2022 ARRL Field Day wrapped up nearly a week ago, and ARRL Headquarters has already received over 2,400 entries submitted via the online Field Day Entry web application. Early analysis reveals that most of the entrants participated as Class D — home stations, and Class E — home stations using emergency power.
As of June 29, the breakdown of Field Day entries by Class showed 2,723 total entries, with 272 in Class A, 361 in Class B, 32 in Class C (mobile), 1,524 in Class D, 484 in Class E, and 50 in Class F.
So far, a total of over 517,000 contacts were reported for the event and those numbers are changing daily. In 2021, there were 1.5 million contacts made during Field Day activities.
Many participants were keeping their hopes up for better propagation, as early forecasts were looking promising. ARRL Contest Program Manager Paul Bourque, N1SFE, said that propagation aside, there was substantial activity. “While band conditions might not have been the greatest, there was a good amount of activity on the bands this past weekend. Many participants seemed to agree that the recent rule changes, capping transmitter power output to 100 W, were a good idea,” he said.
Dustin Lomax, KF7FK, reported in his Soapbox comments that it was his first Field Day in which he used CW, adding that “CW was a fun change of pace that really helped make the most of marginal band conditions in WWA [Western Washington].”
There is still plenty of time to submit your 2022 Field Day entry. Participants who submit their entries using ARRL’s Online Submission Form can earn 50 bonus points and will receive an email confirmation of their completed entry. Be sure to check the Entries Received web page to verify your entry’s status. If it indicates “Pending documents,” the required dupe sheet (or in lieu of that, a Cabrillo log file) or other supporting documentation of claimed bonus points is missing.
Participants can edit or add documentation to their online submissions by using the link provided in the confirmation email. Field Day entries must be submitted online or postmarked no later than 2059 UTC on July 26, 2022.

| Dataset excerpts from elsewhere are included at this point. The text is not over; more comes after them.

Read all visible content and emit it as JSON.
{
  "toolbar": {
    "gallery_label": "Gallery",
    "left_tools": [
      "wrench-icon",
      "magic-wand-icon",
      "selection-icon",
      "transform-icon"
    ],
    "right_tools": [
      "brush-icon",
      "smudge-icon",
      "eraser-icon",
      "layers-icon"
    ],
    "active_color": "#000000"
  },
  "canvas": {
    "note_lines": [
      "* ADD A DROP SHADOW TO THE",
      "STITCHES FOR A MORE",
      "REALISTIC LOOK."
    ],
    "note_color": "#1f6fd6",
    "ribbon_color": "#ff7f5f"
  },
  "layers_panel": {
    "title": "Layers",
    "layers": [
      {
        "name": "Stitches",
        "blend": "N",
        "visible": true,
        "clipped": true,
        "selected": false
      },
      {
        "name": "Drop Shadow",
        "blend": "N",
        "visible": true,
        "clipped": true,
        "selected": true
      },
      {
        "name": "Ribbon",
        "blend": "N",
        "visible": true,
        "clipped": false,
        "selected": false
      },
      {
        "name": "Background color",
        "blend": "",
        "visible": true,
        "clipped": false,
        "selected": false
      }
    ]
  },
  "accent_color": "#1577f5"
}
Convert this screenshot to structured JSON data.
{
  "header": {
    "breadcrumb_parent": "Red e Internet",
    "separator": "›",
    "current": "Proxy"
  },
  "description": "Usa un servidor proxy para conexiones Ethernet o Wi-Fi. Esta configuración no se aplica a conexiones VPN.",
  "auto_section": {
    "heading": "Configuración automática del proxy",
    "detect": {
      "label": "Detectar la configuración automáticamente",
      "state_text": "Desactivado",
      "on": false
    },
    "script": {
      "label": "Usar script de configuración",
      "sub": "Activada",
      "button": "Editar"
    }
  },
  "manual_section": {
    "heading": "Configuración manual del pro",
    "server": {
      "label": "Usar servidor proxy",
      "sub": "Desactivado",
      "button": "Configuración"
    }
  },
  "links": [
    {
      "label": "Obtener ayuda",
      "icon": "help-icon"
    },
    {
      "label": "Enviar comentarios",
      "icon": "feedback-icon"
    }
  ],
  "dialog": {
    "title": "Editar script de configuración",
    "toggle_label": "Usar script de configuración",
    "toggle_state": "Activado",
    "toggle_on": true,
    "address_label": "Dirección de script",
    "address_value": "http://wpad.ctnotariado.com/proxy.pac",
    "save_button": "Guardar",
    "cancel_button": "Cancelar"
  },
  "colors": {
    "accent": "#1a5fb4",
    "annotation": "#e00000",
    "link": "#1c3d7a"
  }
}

2022 Field Day was highly promoted thanks to the efforts of many ARRL Division and Section volunteers, amateur radio clubs, and their members. Many states and counties obtained special proclamations from local governments designating the weekend (in some cases the whole week) as Field Day and Amateur Radio Week, recognizing the many contributions of amateur radio operators during emergencies and with serving their communities.
ARRL treated participants with a live video stream from W1AW, its Headquarters’ station, throughout Field Day. Life Member Karl Schwab, KO8S, of Warren, Michigan, was delighted with making contact with W1AW during Field Day. “I heard W1AW calling CQ Field Day on 20 m SSB,” wrote Schwab. “I responded and then heard, ‘Kilo Oscar Eight Sierra, you’re 5 Foxtrot Connecticut.’ I responded with my report, and got in their log. … After Field Day, and uploading my log, I went to the ARRL website and there I found a 4-hour video was available on YouTube, showing W1AW during their Field Day activities. While watching this video, at hour 2, minute 55, I heard and saw my live contact with them! [This] was a special moment for me. One I will never forget.” A recording of the W1AW live stream is on ARRL’s YouTube channel.